Close to the house are amazing perennial borders and arbors arranged in a rigid geometry of rectangular beds, more utilitarian than formal in feel. Throughout the garden are many rose and clematis-covered trellises which help to create an unbelievably lush atmosphere.
Here's another view where you can see the main axis of arching arbors crossing the path that leads from the entrance of the house. I wish I had been there a little later in the day - the sun was directly above making it hard to get photos that weren't washed out.
The gardens near the house were in full bloom , overflowing with loads of irises, alliums, foxglove and phlox.
We weren't allowed to take any interior shots of the inside, but here's the view of the garden from Monet's bedroom. Imagine waking up to this every day!
Of course, there were loads of photographers there. This guy is really working to get that perfect shot.
To get to the other side of the garden visitor's have to walk through a tunnel under the Chemin du Roy. Coming out from the tunnel, you emerge into beautifully pastoral landscape surrounding a large river fed pond that Monet constructed.
This is the part of the garden that was famously painted by Monet. It's interesting that his studio (below) was in the other half of the garden, close to the house. He couldn't actually look out from the studio to paint the garden, it had to be done from studies and memory (and a bit of imagination).
It was a bit early for water lilies, but there were a couple in bloom. You may notice patches of white floating in the garden - the nearby poplars were releasing their fluffy seeds.
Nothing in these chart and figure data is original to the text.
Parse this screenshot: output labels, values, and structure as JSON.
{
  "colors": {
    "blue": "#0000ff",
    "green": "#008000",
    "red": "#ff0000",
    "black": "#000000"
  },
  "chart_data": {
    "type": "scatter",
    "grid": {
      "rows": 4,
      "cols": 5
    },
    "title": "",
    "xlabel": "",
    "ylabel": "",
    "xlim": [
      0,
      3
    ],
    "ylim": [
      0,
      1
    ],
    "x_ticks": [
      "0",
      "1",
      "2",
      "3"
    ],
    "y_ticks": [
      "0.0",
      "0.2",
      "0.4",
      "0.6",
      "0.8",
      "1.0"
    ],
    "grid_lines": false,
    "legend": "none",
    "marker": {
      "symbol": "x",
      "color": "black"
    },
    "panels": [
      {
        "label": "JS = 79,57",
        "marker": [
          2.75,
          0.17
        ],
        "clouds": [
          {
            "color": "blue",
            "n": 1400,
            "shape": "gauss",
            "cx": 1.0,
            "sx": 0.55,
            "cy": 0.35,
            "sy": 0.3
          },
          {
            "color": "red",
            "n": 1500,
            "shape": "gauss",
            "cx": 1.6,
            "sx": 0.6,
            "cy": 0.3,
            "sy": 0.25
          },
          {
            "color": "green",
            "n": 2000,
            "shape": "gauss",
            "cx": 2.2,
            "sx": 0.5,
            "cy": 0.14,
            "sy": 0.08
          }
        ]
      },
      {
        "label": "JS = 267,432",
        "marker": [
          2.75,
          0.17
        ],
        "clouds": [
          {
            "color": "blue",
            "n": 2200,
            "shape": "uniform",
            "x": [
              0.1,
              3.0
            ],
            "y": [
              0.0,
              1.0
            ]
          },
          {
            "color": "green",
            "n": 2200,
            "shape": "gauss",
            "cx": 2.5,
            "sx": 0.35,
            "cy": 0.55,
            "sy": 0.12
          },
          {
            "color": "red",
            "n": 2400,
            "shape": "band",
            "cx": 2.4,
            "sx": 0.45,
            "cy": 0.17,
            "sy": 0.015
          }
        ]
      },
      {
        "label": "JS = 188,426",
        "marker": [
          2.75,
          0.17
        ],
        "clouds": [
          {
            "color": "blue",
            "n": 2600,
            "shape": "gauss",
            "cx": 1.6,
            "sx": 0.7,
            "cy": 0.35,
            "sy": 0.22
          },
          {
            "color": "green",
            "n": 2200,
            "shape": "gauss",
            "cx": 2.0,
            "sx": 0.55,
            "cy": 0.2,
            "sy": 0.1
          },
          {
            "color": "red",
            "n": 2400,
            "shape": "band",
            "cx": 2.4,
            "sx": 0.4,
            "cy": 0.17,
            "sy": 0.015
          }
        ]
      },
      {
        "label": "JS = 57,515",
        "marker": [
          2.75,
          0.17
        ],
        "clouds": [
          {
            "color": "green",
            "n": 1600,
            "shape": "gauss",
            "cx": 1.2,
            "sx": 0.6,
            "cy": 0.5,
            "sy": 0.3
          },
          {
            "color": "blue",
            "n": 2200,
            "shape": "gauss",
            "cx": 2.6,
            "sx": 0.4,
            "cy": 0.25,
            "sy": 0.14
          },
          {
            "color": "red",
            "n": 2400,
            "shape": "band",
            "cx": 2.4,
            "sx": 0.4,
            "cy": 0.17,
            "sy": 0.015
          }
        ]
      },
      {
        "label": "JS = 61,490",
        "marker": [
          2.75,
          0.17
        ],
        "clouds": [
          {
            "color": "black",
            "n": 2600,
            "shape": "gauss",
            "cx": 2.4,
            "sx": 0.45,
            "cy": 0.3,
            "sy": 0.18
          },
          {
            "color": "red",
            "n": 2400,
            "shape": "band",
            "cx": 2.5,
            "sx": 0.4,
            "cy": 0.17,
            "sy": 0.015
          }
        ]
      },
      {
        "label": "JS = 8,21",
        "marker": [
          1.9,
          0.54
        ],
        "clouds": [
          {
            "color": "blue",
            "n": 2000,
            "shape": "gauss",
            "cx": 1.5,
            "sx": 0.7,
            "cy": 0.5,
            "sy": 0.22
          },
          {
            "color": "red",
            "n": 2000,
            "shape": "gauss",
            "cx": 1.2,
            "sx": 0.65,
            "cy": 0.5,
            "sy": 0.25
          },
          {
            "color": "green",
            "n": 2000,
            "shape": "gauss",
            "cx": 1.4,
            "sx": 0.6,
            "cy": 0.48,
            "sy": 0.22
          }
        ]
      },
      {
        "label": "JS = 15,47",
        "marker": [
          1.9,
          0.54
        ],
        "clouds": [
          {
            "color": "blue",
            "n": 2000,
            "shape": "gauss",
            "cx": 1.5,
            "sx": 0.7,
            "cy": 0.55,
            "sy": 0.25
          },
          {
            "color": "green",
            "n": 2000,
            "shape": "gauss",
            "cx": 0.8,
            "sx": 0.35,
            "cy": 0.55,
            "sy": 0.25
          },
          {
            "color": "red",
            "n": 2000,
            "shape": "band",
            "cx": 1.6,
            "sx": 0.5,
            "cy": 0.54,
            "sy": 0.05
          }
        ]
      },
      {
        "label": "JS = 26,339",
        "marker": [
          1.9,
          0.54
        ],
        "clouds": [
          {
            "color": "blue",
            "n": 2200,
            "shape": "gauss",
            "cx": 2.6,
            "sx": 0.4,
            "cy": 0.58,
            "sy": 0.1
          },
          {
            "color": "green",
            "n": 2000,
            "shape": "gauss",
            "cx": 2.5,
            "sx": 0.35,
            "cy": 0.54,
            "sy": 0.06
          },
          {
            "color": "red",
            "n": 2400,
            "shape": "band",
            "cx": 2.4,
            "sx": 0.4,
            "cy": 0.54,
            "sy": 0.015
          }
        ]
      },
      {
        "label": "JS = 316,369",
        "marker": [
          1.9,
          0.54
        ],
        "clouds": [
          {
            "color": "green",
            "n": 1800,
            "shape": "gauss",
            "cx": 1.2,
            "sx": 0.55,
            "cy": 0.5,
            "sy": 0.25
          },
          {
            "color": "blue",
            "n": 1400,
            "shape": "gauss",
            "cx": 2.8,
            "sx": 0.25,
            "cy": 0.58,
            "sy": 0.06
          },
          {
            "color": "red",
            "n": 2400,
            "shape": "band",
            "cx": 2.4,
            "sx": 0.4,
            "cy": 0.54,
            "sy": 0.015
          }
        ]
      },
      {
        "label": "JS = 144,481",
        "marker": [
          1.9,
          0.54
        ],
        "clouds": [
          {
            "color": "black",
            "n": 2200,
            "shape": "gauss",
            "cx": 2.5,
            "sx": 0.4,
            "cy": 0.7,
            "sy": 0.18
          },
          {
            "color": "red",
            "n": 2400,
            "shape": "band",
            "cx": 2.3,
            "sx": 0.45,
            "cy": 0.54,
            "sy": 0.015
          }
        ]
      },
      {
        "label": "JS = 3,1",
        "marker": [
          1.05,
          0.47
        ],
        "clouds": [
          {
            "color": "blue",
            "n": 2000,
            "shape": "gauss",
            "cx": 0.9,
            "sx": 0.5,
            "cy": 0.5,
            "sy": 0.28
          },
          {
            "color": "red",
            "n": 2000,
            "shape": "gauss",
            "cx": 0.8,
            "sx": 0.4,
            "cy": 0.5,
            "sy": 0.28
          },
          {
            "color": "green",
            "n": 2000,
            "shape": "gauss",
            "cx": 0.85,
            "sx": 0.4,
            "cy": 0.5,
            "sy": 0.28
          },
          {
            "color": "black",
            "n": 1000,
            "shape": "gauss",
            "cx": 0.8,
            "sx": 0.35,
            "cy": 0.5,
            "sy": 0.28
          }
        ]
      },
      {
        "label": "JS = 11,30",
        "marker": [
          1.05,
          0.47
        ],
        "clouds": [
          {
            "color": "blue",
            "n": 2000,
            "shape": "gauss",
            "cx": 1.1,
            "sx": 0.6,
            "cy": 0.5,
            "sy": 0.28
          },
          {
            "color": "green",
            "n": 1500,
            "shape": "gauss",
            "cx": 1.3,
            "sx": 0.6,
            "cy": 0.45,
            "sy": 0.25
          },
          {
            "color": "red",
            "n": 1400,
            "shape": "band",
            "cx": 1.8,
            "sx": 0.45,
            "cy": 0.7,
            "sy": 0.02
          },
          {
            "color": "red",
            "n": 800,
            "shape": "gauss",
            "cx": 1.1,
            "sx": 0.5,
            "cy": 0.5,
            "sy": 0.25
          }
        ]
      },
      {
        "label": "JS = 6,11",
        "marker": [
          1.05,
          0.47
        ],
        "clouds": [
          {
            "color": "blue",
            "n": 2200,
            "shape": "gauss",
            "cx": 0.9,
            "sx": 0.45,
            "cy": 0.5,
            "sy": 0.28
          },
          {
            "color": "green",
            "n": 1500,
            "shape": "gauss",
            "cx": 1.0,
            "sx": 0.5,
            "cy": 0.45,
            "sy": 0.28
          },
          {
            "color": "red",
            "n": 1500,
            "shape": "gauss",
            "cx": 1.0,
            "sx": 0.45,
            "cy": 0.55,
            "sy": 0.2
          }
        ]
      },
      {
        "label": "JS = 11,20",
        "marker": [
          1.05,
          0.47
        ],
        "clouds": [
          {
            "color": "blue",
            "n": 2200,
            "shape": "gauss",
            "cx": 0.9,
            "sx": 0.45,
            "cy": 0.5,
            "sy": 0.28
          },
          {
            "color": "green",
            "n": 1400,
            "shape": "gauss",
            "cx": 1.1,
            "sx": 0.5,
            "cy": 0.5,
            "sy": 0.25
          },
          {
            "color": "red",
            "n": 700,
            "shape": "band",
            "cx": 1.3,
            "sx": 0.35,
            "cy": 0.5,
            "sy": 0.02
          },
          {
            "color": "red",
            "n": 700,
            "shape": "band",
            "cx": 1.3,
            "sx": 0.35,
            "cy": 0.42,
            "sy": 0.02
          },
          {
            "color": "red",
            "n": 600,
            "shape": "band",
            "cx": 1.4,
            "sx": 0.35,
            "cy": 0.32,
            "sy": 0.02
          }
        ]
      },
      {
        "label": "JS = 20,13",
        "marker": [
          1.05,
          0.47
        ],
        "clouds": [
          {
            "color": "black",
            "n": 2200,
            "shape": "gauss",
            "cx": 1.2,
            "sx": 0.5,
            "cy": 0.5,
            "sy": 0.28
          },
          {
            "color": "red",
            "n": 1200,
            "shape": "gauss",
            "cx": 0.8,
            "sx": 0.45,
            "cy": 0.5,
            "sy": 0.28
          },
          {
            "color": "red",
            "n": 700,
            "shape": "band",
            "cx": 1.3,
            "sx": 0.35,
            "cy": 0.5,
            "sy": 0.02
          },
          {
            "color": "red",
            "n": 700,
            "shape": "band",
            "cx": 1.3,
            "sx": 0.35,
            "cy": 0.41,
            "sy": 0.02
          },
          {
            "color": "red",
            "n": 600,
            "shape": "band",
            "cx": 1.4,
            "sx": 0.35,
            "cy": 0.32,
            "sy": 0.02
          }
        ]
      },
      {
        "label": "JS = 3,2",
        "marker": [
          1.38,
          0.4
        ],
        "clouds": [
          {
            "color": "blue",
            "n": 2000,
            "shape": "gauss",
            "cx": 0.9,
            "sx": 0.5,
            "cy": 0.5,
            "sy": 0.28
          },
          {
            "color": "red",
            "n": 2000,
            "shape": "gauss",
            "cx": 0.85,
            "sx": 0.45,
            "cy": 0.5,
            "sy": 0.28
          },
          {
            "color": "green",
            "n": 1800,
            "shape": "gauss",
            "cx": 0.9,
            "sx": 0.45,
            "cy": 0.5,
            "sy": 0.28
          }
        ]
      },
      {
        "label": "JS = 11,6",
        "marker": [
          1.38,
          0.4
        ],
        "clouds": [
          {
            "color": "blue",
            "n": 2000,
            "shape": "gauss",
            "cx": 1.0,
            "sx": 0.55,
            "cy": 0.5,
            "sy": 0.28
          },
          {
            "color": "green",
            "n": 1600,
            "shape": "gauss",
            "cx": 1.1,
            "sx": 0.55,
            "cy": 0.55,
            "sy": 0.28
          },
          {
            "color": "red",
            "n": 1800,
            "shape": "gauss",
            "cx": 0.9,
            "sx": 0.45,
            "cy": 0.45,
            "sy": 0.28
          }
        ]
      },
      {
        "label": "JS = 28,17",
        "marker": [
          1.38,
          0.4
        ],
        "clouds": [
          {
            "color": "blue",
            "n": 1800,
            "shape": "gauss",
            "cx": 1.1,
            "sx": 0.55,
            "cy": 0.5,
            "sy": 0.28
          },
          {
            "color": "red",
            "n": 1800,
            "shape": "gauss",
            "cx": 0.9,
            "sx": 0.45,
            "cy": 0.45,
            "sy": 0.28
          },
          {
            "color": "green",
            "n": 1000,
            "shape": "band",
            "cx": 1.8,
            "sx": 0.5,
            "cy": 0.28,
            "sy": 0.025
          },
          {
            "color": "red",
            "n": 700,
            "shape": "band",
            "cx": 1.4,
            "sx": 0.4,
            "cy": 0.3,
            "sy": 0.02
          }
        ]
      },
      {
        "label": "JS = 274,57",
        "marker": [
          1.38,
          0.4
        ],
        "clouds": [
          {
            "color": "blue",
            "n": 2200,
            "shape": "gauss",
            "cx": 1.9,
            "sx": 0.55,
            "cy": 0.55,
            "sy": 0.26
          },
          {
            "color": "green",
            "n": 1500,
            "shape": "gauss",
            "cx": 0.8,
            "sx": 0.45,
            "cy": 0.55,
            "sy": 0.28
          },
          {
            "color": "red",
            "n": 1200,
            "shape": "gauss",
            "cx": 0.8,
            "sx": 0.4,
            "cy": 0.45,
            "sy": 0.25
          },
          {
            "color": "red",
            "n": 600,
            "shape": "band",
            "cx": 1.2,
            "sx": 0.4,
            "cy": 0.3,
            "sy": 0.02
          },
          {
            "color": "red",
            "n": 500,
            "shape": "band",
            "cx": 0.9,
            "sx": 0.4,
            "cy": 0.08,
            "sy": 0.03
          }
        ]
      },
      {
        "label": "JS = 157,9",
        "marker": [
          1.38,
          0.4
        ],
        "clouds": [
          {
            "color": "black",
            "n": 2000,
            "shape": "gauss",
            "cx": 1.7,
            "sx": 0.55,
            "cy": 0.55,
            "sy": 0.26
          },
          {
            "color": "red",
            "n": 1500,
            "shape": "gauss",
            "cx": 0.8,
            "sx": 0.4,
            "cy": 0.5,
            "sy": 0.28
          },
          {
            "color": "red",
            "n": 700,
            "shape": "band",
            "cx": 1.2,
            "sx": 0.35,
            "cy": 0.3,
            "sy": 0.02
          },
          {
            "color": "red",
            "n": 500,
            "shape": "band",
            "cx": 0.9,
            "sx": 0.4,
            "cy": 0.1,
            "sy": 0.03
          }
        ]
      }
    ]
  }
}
They were so thick in the air it almost seemed like it was snowing.
Here is the wisteria covered bridge that is featured in many of Monet's paintings.
This half of the garden was filled with blooming rhododendrons as well as roses, viburnum and meadowrue (below).
Unfortunately, I eventually had to get back on the road - so many other gardens to see! But before leaving I took a walk to the to the church at the top of the village. Monet is buried in the graveyard there with several of his family members.
In Paris I got to complete the artistic circle and see a beautiful collection of Monet's garden paintings. Not far from the main part of the Louvre is the Musee de l'Orangerie, which was the old orangery for the Tuileries Palace. This building was converted into an especially designed showcase for a series of Monet's paintings known as the Nympeas (the genus of water lilies).
The main floor of the museum is divided into two large oval rooms, each featuring four paintings which wrap around the rooms. The more cerebral setting of the museum really changes one's impression of Monet's garden. It becomes more about the idea of a garden, rather than a specific physical place.
But even in this rarefied environment you'll find a distracting tourist striving to get the perfect shot (Hi mom!)